The strategy, however, raises questions about what hospital leaders, in their role as physician employers or peer reviewers for staff privileges, should do with this information once they find a performer who doesn't measure up.

5. DSH Reductions
It remains unclear how soon and how fast, and which hospitals with large populations of low income, uninsured or underinsured patients, will lose their federal Medicaid and Medicare disproportionate share funding. But under the Patient Protection and Affordable Care Act, there's a presumption that more patients will be covered. Therefore the need for DSH to help hospitals cover their costs of uncompensated care would drastically drop.

In a letter last month to key Congressional leaders, leaders of nearly 100 hospitals and health systems protested said:

"Cuts to Medicaid DSH have recently taken effect, reducing federal support for our hospitals by $500 million this year. These cuts will get much larger in the coming years if you do not act now. If these crippling cuts are not stopped, our hospitals will be forced to curtail essential services, ultimately limiting access to care and cutting jobs. There is no connection between the cuts and the number of uninsured or amount of uncompensated care across the country. The level of Medicaid DSH cuts simply cannot be justified."

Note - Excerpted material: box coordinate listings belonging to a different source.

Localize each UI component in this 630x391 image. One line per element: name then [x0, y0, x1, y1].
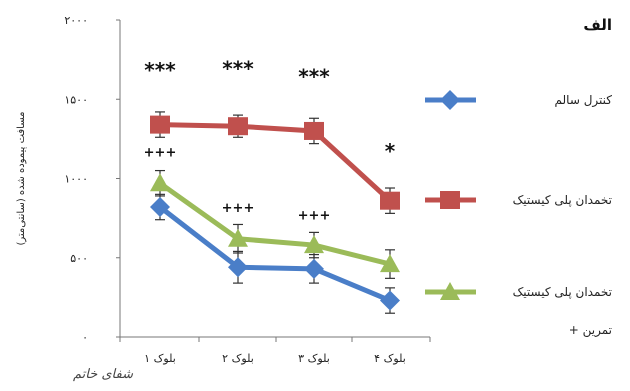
- x-tick-label: بلوک ۲: [222, 352, 254, 365]
- series-2: [150, 112, 400, 213]
- x-tick-label: بلوک ۴: [374, 352, 406, 365]
- y-tick-label: ۰: [82, 331, 88, 344]
- data-point: [304, 259, 324, 279]
- legend-item-2: تخمدان پلی کیستیک: [425, 191, 612, 209]
- y-tick-label: ۵۰۰: [70, 252, 88, 265]
- data-point: [380, 291, 400, 311]
- y-tick-label: ۱۵۰۰: [64, 93, 88, 106]
- x-tick-label: بلوک ۳: [298, 352, 330, 365]
- legend-item-1: کنترل سالم: [425, 90, 612, 110]
- series-1: [150, 194, 400, 313]
- significance-marker: +++: [144, 145, 177, 160]
- y-tick-label: ۱۰۰۰: [64, 173, 88, 186]
- data-point: [380, 192, 400, 210]
- legend-label: تخمدان پلی کیستیک: [513, 285, 612, 299]
- significance-marker: ***: [222, 56, 254, 80]
- watermark-logo: شفای خاتم: [73, 367, 134, 382]
- legend-label: تخمدان پلی کیستیک: [513, 193, 612, 207]
- significance-marker: +++: [222, 201, 255, 216]
- significance-marker: *: [385, 139, 396, 163]
- series-line: [160, 183, 390, 264]
- y-axis-label: مسافت پیموده شده (سانتی‌متر): [16, 111, 27, 245]
- legend-item-3: تخمدان پلی کیستیک + تمرین: [425, 282, 612, 338]
- data-point: [304, 122, 324, 140]
- legend-marker: [440, 191, 460, 209]
- data-point: [150, 116, 170, 134]
- x-tick-labels: بلوک ۱ بلوک ۲ بلوک ۳ بلوک ۴: [144, 352, 406, 365]
- data-point: [150, 173, 170, 191]
- series-3: [150, 171, 400, 279]
- legend-marker: [440, 90, 460, 110]
- significance-marker: ***: [298, 64, 330, 88]
- series-line: [160, 125, 390, 201]
- x-tick-label: بلوک ۱: [144, 352, 176, 365]
- series-group: [150, 112, 400, 313]
- legend-label: کنترل سالم: [555, 93, 613, 108]
- y-tick-labels: ۰ ۵۰۰ ۱۰۰۰ ۱۵۰۰ ۲۰۰۰: [64, 14, 88, 344]
- data-point: [228, 117, 248, 135]
- panel-label: الف: [583, 16, 612, 34]
- significance-marker: ***: [144, 58, 176, 82]
- legend-label: + تمرین: [569, 323, 612, 338]
- y-tick-label: ۲۰۰۰: [64, 14, 88, 27]
- significance-marker: +++: [298, 209, 331, 224]
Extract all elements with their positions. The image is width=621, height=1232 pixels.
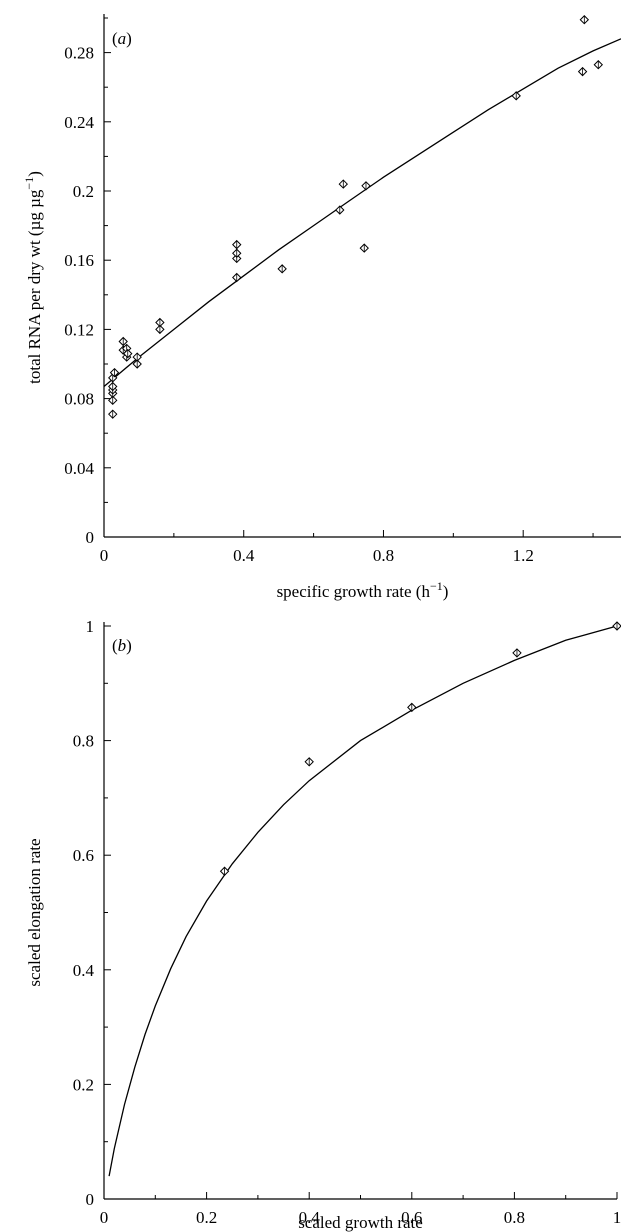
data-point-3 [407, 702, 417, 713]
panel-label-close: ) [126, 29, 132, 48]
x-tick-label: 0.8 [504, 1208, 525, 1227]
y-tick-label: 0.12 [64, 320, 94, 339]
y-axis-title: total RNA per dry wt (µg µg−1) [22, 171, 44, 384]
data-point-23 [338, 179, 348, 189]
x-axis-title: specific growth rate (h−1) [277, 579, 449, 601]
fitted-curve [108, 625, 618, 1177]
x-tick-label: 0.4 [299, 1208, 321, 1227]
data-point-22 [335, 205, 345, 215]
y-tick-label: 0.24 [64, 113, 94, 132]
data-point-5 [612, 621, 621, 631]
data-point-27 [577, 66, 588, 77]
x-axis-title-tail: ) [443, 582, 449, 601]
y-axis-title-text: scaled elongation rate [25, 838, 44, 986]
y-tick-label: 0.4 [73, 961, 95, 980]
panel-a-rna-vs-growth-rate: 0 0.04 0.08 0.12 0.16 0.2 0.24 0.28 0 0.4 0.8 1.2 (a… [22, 14, 621, 601]
panel-b-elongation-vs-growth-rate: 0 0.2 0.4 0.6 0.8 1 0 0.2 0.4 0.6 0.8 1 (b) scaled gr… [25, 617, 621, 1232]
y-tick-label: 0 [86, 528, 95, 547]
y-tick-label: 0.8 [73, 732, 94, 751]
panel-label-open: ( [112, 636, 118, 655]
x-axis-title-text: specific growth rate (h [277, 582, 431, 601]
x-tick-label: 1.2 [513, 546, 534, 565]
x-axis-title: scaled growth rate [298, 1213, 423, 1232]
data-point-1 [108, 409, 118, 419]
y-tick-label: 0.28 [64, 44, 94, 63]
data-point-4 [512, 648, 522, 658]
data-point-5 [108, 381, 118, 392]
y-tick-label: 0.2 [73, 182, 94, 201]
data-point-19 [232, 248, 242, 258]
y-tick-label: 0 [86, 1190, 95, 1209]
data-point-25 [361, 181, 371, 191]
y-tick-label: 0.6 [73, 846, 94, 865]
panel-label-open: ( [112, 29, 118, 48]
x-axis-title-text: scaled growth rate [298, 1213, 423, 1232]
data-point-2 [304, 757, 314, 767]
data-point-17 [232, 272, 242, 283]
x-tick-label: 0.8 [373, 546, 394, 565]
data-point-28 [579, 15, 590, 25]
panel-label: (a) [112, 29, 132, 48]
y-axis-title: scaled elongation rate [25, 838, 44, 986]
data-point-26 [511, 91, 521, 101]
panel-label: (b) [112, 636, 132, 655]
y-tick-label: 0.04 [64, 459, 94, 478]
data-point-16 [155, 317, 165, 328]
panel-label-letter: b [118, 636, 127, 655]
y-axis-title-tail: ) [25, 171, 44, 177]
data-point-14 [132, 352, 142, 362]
y-tick-label: 0.2 [73, 1075, 94, 1094]
x-tick-label: 0.4 [233, 546, 255, 565]
y-tick-label: 1 [86, 617, 95, 636]
y-axis-title-superscript: −1 [22, 177, 36, 190]
data-point-24 [359, 243, 369, 253]
data-point-20 [232, 239, 242, 250]
x-tick-label: 1 [613, 1208, 621, 1227]
data-point-21 [277, 264, 287, 274]
data-point-29 [593, 60, 604, 70]
x-axis-title-superscript: −1 [430, 579, 443, 593]
data-point-9 [118, 336, 128, 347]
fitted-curve [103, 38, 621, 387]
x-tick-label: 0 [100, 546, 109, 565]
x-tick-label: 0.2 [196, 1208, 217, 1227]
y-tick-label: 0.08 [64, 390, 94, 409]
panel-label-close: ) [126, 636, 132, 655]
x-tick-label: 0 [100, 1208, 109, 1227]
data-point-12 [123, 348, 133, 359]
data-point-7 [109, 367, 120, 378]
y-tick-label: 0.16 [64, 251, 94, 270]
x-tick-label: 0.6 [401, 1208, 422, 1227]
panel-label-letter: a [118, 29, 127, 48]
data-point-1 [219, 866, 230, 876]
y-axis-title-text: total RNA per dry wt (µg µg [25, 189, 44, 384]
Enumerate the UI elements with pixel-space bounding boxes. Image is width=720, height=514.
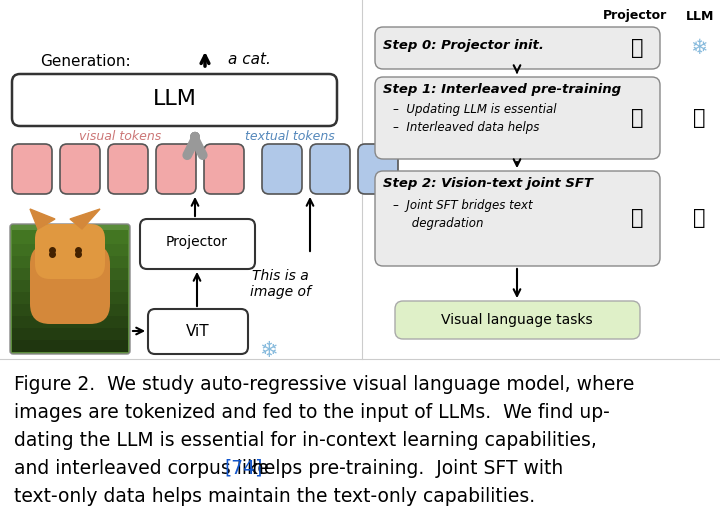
FancyBboxPatch shape [12, 278, 128, 292]
Text: 🔥: 🔥 [693, 108, 706, 128]
FancyBboxPatch shape [140, 219, 255, 269]
Text: ViT: ViT [186, 323, 210, 339]
FancyBboxPatch shape [12, 290, 128, 304]
FancyBboxPatch shape [35, 224, 105, 279]
Text: Visual language tasks: Visual language tasks [441, 313, 593, 327]
FancyBboxPatch shape [156, 144, 196, 194]
Text: –  Updating LLM is essential: – Updating LLM is essential [393, 102, 557, 116]
Polygon shape [30, 209, 55, 229]
Text: Projector: Projector [166, 235, 228, 249]
FancyBboxPatch shape [60, 144, 100, 194]
FancyBboxPatch shape [12, 326, 128, 340]
Text: 🔥: 🔥 [693, 209, 706, 229]
Text: Projector: Projector [603, 9, 667, 23]
FancyBboxPatch shape [12, 338, 128, 352]
FancyBboxPatch shape [375, 171, 660, 266]
FancyBboxPatch shape [262, 144, 302, 194]
Text: –  Interleaved data helps: – Interleaved data helps [393, 120, 539, 134]
Text: Figure 2.  We study auto-regressive visual language model, where: Figure 2. We study auto-regressive visua… [14, 375, 634, 394]
Text: images are tokenized and fed to the input of LLMs.  We find up-: images are tokenized and fed to the inpu… [14, 402, 610, 421]
FancyBboxPatch shape [148, 309, 248, 354]
Text: a cat.: a cat. [228, 51, 271, 66]
Polygon shape [70, 209, 100, 229]
FancyBboxPatch shape [12, 230, 128, 244]
FancyBboxPatch shape [12, 74, 337, 126]
FancyBboxPatch shape [310, 144, 350, 194]
Text: –  Joint SFT bridges text: – Joint SFT bridges text [393, 199, 533, 212]
FancyBboxPatch shape [10, 224, 130, 354]
Text: 🔥: 🔥 [631, 209, 643, 229]
FancyBboxPatch shape [358, 144, 398, 194]
Text: degradation: degradation [393, 217, 484, 230]
FancyBboxPatch shape [12, 314, 128, 328]
Text: dating the LLM is essential for in-context learning capabilities,: dating the LLM is essential for in-conte… [14, 431, 597, 450]
Text: 🔥: 🔥 [631, 38, 643, 58]
Text: ❄: ❄ [258, 341, 277, 361]
FancyBboxPatch shape [375, 77, 660, 159]
Text: LLM: LLM [686, 9, 714, 23]
Text: LLM: LLM [153, 89, 197, 109]
FancyBboxPatch shape [204, 144, 244, 194]
Text: helps pre-training.  Joint SFT with: helps pre-training. Joint SFT with [246, 458, 563, 478]
Text: ❄: ❄ [690, 38, 708, 58]
Text: [74]: [74] [224, 458, 263, 478]
Text: 🔥: 🔥 [631, 108, 643, 128]
FancyBboxPatch shape [108, 144, 148, 194]
FancyBboxPatch shape [375, 27, 660, 69]
FancyBboxPatch shape [395, 301, 640, 339]
FancyBboxPatch shape [12, 144, 52, 194]
Text: text-only data helps maintain the text-only capabilities.: text-only data helps maintain the text-o… [14, 486, 535, 505]
FancyBboxPatch shape [12, 254, 128, 268]
Text: and interleaved corpus like: and interleaved corpus like [14, 458, 275, 478]
Text: Step 0: Projector init.: Step 0: Projector init. [383, 40, 544, 52]
FancyBboxPatch shape [12, 266, 128, 280]
Text: visual tokens: visual tokens [79, 131, 161, 143]
Text: Step 1: Interleaved pre-training: Step 1: Interleaved pre-training [383, 83, 621, 96]
FancyBboxPatch shape [12, 242, 128, 256]
Text: Step 2: Vision-text joint SFT: Step 2: Vision-text joint SFT [383, 176, 593, 190]
Text: This is a
image of: This is a image of [250, 269, 310, 299]
FancyBboxPatch shape [30, 244, 110, 324]
Text: Generation:: Generation: [40, 54, 130, 69]
Text: textual tokens: textual tokens [245, 131, 335, 143]
FancyBboxPatch shape [12, 302, 128, 316]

Other issues with respect to DSH funds have to do with approved delays in federal requirements under the law, which may result in more people than anticipated remaining underinsured in 2014.

6. Emergency Department Wait Times
With more patients having coverage through the health insurance exchanges and Medicaid, emergency room physicians are anticipating more crowding in hospital emergency departments. A recent New York Times article seems to provide evidence for that based on what has been observed in Oregon.

That's why emergency department wait time measures will become an increasingly transparent, publicized, and important way political leaders, consumers, employers and patients will compare quality of hospital care.

Now posted on Hospital Compare, these measures vary widely within communities and across the country. For example, at Kings County Hospital in Brooklyn, NY, patients needing inpatient admission waited on average 1,031 minutes, or more than 17 hours. But at St. Luke Hospital & Living Center in Marion, KS, patients waited only 63 minutes for admission.

7. Permanent SGR Repeal
Though Congress approved a three-month patch or bridge compromise, allowing a .5% physician pay upgrade instead of a 23.7% cut as required by the statutory formula of the sustainable growth rate formula, what quid pro quo will eventually be required will be the subject of much debate in March.

Bills that would permanently repeal the SGR set deadlines for EHR interoperability and make quality data required under an enhanced value-based purchasing program for physicians available to the public.

It would also bring a new level of transparency that quantifies physician payments and procedures.